In this paper we give a general definition for the concept 'optimal clustering' which is applicable to overlapping clusterings. Overlapping clusterings are a generalization of hard clusterings and their structure is formally developed in this paper. It is generally assumed that the domain of clustering is too heuristic to develop a general, i.e. axiomatic, definition for an optimal clustering. It is shown, however, that such a definition can be given within the domain of overlapping clusterings, using the new concept of dual clustering developed in this paper. A second concept that underlies our definition of optimal clustering is the average clustering, also playing an important role in the domain of cluster ensembles.

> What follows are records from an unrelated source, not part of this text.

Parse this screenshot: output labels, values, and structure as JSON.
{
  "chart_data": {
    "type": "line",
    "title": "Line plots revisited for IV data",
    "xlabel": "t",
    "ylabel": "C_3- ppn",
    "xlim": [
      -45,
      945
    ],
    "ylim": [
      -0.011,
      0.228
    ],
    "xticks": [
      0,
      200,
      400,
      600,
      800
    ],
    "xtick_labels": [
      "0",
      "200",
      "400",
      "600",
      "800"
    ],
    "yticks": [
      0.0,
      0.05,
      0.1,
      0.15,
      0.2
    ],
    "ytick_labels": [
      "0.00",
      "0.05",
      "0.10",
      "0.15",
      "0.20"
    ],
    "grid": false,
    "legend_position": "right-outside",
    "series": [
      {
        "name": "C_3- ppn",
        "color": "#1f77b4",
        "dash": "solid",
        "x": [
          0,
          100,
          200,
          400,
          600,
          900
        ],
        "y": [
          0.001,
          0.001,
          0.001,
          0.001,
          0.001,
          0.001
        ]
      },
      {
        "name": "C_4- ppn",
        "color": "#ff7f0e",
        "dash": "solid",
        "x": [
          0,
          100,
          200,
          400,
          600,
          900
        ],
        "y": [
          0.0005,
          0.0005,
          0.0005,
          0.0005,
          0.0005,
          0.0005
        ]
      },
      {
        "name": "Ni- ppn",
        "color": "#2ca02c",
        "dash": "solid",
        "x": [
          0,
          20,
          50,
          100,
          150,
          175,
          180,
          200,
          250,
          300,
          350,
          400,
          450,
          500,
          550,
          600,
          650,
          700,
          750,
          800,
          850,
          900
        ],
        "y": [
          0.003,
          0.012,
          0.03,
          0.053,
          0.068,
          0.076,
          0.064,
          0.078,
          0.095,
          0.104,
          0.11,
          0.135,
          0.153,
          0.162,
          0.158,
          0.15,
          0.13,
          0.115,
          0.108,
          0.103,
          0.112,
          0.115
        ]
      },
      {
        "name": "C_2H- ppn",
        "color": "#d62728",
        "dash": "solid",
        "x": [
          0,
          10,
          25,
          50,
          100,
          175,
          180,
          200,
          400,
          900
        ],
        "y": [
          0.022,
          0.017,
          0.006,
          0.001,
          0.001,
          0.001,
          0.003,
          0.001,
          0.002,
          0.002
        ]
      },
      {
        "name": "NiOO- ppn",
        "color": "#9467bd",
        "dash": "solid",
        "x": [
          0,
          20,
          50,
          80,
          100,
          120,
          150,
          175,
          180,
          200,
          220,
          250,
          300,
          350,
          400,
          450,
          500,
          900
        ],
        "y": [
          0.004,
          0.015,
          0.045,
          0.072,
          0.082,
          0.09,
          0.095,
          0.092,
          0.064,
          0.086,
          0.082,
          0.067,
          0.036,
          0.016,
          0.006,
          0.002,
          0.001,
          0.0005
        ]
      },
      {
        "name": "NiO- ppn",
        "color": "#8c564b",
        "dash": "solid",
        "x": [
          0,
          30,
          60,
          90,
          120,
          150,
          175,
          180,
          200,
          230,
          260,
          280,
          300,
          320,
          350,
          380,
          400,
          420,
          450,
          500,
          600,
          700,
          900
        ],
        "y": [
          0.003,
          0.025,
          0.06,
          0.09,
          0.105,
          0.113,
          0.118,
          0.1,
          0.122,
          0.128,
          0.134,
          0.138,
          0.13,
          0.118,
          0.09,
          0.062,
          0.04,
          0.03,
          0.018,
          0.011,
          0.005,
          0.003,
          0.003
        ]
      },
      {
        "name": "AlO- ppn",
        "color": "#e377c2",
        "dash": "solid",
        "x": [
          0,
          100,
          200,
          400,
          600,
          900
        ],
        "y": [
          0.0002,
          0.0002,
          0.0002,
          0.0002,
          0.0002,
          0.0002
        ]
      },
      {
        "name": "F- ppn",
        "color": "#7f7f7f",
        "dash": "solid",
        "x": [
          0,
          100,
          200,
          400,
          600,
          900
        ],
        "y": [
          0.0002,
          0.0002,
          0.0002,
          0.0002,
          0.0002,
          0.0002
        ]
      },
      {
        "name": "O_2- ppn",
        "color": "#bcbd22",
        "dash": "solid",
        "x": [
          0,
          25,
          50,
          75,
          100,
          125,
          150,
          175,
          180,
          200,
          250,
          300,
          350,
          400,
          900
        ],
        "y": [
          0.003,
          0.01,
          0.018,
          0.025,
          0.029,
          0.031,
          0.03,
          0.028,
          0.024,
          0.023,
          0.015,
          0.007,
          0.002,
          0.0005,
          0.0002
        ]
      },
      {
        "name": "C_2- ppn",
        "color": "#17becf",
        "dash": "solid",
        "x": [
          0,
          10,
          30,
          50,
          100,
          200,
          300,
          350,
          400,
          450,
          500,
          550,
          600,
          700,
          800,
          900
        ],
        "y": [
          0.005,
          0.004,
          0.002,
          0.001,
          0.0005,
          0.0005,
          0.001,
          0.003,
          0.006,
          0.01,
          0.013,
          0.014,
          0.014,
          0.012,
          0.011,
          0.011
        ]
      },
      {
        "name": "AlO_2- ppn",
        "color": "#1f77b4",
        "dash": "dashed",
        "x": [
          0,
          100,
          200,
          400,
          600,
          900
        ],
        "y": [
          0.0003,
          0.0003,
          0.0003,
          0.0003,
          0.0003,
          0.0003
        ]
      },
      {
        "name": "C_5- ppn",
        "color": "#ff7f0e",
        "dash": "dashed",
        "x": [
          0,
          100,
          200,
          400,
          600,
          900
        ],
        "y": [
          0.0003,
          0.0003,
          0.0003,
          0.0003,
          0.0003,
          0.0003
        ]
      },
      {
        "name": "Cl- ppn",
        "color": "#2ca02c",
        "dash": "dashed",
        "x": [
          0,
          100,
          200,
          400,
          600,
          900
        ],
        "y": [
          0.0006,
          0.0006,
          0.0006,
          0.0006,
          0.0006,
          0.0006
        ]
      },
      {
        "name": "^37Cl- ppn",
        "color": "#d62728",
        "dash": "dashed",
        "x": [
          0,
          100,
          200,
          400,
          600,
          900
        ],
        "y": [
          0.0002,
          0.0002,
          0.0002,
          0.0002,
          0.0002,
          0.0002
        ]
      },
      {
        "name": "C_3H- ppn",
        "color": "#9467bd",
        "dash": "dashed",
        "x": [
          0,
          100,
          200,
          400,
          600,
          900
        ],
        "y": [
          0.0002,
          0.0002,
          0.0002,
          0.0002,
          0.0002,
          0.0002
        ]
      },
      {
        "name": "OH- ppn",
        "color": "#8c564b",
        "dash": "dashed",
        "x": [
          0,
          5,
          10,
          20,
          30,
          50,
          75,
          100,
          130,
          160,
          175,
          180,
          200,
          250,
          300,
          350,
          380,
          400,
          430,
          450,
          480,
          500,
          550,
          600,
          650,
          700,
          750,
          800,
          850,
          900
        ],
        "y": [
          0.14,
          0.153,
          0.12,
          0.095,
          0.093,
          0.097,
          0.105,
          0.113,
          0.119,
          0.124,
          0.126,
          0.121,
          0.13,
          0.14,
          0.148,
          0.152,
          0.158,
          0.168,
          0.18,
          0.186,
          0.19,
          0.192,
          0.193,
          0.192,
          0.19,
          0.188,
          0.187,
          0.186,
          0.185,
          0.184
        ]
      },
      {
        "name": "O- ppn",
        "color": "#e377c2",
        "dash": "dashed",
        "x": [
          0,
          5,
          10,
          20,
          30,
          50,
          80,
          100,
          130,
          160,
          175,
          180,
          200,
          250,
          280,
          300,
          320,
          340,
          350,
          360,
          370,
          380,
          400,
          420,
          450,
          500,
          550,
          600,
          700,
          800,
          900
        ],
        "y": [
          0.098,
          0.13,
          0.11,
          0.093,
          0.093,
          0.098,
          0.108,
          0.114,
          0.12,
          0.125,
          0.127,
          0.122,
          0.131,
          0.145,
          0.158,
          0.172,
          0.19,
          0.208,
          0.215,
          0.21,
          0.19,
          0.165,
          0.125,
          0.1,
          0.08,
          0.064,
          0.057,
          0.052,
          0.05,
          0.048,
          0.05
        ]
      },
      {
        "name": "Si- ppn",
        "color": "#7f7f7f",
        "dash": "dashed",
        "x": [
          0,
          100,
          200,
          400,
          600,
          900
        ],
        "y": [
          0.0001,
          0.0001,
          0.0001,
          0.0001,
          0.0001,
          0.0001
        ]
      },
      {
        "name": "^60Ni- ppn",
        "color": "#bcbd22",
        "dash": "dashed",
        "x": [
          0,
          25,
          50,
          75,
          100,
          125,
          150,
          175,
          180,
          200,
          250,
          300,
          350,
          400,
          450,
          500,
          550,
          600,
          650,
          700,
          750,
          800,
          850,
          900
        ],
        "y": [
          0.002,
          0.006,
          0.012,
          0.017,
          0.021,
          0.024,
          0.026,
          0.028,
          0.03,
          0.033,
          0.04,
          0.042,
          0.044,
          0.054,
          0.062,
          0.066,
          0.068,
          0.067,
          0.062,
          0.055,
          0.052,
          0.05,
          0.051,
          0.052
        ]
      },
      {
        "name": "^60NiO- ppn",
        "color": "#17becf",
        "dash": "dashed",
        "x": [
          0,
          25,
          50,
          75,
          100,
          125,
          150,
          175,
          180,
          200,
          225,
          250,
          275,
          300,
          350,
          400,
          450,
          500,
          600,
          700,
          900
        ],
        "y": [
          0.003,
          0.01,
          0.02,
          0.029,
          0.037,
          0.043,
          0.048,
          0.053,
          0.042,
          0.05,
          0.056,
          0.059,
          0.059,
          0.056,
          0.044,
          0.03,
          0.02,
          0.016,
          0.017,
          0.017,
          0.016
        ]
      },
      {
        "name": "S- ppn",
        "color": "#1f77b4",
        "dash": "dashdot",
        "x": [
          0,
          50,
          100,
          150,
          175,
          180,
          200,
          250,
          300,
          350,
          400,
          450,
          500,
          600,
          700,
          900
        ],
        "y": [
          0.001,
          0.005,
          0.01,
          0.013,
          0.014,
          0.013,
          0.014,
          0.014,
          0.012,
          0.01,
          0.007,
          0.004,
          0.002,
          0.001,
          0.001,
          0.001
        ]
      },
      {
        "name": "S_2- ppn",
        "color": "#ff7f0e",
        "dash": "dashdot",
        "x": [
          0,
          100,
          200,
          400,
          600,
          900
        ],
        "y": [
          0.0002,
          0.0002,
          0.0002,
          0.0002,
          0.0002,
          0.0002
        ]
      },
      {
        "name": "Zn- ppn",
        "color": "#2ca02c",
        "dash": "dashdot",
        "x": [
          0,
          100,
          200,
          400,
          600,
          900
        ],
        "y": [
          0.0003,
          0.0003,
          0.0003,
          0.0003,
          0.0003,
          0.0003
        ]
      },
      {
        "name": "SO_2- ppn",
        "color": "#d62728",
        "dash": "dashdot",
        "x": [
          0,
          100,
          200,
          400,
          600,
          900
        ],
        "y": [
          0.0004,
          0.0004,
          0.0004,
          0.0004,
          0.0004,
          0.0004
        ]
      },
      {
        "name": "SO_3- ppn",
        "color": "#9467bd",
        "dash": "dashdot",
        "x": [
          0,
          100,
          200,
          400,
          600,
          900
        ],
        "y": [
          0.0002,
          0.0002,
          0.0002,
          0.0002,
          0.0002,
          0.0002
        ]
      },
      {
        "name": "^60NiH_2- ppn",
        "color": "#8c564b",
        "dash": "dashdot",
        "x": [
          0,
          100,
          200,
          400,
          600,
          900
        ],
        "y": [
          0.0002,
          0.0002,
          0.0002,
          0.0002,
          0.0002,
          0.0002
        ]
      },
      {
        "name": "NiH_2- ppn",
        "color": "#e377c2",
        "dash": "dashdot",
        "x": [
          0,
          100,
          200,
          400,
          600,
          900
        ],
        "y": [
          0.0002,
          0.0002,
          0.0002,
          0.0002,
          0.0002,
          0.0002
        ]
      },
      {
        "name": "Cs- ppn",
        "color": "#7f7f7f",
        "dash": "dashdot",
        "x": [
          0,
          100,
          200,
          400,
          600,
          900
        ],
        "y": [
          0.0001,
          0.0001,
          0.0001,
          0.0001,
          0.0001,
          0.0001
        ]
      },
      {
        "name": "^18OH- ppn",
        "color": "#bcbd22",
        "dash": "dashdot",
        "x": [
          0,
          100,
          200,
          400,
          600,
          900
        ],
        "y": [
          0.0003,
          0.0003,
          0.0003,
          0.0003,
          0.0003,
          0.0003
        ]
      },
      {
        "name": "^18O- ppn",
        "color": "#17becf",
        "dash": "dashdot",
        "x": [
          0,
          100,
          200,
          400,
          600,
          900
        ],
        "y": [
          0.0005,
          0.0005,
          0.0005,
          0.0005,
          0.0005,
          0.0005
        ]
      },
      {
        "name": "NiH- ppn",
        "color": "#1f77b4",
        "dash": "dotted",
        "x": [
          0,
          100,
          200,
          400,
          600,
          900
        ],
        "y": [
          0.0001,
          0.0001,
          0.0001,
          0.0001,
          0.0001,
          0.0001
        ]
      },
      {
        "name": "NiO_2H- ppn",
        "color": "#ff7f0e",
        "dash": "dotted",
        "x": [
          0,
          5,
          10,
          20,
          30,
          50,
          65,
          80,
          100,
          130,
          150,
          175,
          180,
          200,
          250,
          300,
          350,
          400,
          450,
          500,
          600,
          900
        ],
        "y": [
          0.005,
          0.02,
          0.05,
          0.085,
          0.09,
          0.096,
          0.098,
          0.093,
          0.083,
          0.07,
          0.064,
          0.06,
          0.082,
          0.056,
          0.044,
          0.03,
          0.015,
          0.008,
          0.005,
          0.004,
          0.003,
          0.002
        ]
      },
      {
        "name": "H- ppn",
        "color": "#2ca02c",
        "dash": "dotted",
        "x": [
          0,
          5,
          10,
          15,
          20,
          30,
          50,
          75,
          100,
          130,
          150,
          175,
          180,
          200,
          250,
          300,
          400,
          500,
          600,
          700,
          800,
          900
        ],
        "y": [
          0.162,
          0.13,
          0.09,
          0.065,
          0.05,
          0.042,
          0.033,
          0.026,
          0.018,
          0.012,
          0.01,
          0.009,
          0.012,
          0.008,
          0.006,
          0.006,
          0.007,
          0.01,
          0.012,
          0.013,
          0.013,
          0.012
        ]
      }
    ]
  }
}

Using the general concepts discussed in this paper, it is then shown that under some conditions it is assured that the final hard clustering extracted by majority vote from a given set of clusterings, is optimal over all hard clusterings. Unlike traditional research related to validating clusterings, we do not develop a new cluster validation measure on top of the many existing ones, but rather we develop a general framework for cluster validation measures, at least within the domain of overlapping clusterings. This framework allows to develop some general theorems about clustering.